Après un générique inaugural s'inscrivant d'emblée au panthéon des meilleurs du cinéma, Enter the void suit Oscar, jeune dealer vivant à Tokyo ayant conclu dans son enfance un pacte de sang avec sa soeur suite à la mort de leurs parents dans un accident de la route: celui de ne jamais se séparer d'elle. Tué par la police lors d'une descente dans un bar miteux, l'âme d'Oscar va continuer d'errer dans la ville, cherchant un moyen de rester aux côtés de sa soeur. S'inspirant du Livre des morts tibétains (le Bardo Thödol), essai eschalotogique et traité sur le devenir de l'âme, lequel décrit le chemin que parcourt l'esprit des morts avant de se réincarner, Enter the void constitue une oeuvre visuelle proprement phénoménale qui a laissé plus d'un spectateur sur le carreau, certains quittant la salle en cours de projection ou fustigeant violemment le metteur en scène à la sortie (une habitude chez Noé), tandis que d'autres se sont laissés happer par l'univers proposé, véritable expérience cinématographique immersive et hypnotique.

Doté d'une photographie de Benoît Debie hallucinante de beauté faisant éclater les couleurs à chaque plan dans un psychédélisme qui crève littéralement la rétine, le film est une merveille de composition picturale, un véritable tableau vivant dans lequel les illuminations de Tokyo, les néons des boîtes de nuit, les enseignes lumineuses, constituent un personnage à part entière, vivant, organique, enveloppant tout, les immeubles, les rues, les personnages. Le caractère immersif de l'ouvrage tient également au choix de mise en scène de Noé, ce dernier filmant l'intégralité du métrage en plan subjectif. L'on se retrouve ainsi du début à la fin à la place du protagoniste principal, tantôt dans son corps (battements de paupières inclus), tantôt dans son âme (mouvements de caméras aériens phénoménaux). C'est à ce niveau que l'on pourra faire le seul et unique reproche au film: dans sa dernière partie, le metteur en scène multiplie un peu trop les séquences planantes et aériennes, de sorte que l'on sort quelques instants de l'histoire, pour certes mieux y replonger l'instant d'après. Mais 1/4 d'heure de moins aurait fait gagner au film en narration ce qu'il perd en redondance dans ces (rares) instants. Se rapprochant au plus près de ce que constitue une expérience psychotrope, le film parvient en effet à faire ressentir les effets que produiraient l'ingestion de LSD ou autres champignons, Noé ayant voulu faire un film traduisant ces états de détachement de la réalité. L'utilisation des couleurs, le travail sur le son et la virtuosité technique du metteur en scène débouchent effectivement sur une expérience planante inédite au cinéma.

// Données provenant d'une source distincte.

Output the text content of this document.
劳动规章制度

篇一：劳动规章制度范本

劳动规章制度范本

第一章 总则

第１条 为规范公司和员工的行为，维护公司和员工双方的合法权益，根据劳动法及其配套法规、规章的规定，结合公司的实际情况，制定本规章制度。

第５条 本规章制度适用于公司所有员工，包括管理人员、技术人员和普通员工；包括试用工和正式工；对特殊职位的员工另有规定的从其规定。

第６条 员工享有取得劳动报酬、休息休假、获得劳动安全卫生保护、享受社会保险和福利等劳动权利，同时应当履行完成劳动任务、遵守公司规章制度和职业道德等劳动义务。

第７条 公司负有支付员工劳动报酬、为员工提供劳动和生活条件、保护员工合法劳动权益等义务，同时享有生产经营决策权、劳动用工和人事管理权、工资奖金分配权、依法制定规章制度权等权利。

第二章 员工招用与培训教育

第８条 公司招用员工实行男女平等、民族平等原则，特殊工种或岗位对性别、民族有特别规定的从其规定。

Mais ce qui est au coeur du film, ce qui en constitue la moelle épinière, c'est la très belle histoire d'amour entre le héros et sa soeur. Présents dans la voiture lors de l'accident qui coûta la vie à leurs parents (scène choc très marquante), les deux enfants se sont jurés de ne jamais se séparer. Et ce que cherchera à accomplir l'âme d'Oscar ne répondra qu'à la détermination de ce dernier dans le respect de ce pacte d'amour. Ultime expérience psychotrope (et donc fantasmée) de Oscar avant de mourir ou véritable illustration du Livre des morts tibétains à travers une histoire d'amour véritablement poignante ? Les interprétations sont ouvertes. Enter the void divise, crée le débat, on l'adore ou on l'abhorre, mais il constitue indéniablement un film d'une maîtrise formelle rare dans le cinéma français, une sublime histoire d'amour, en même temps qu'une véritable expérience sensorielle, que l'on garde longtemps sous la peau après la projection.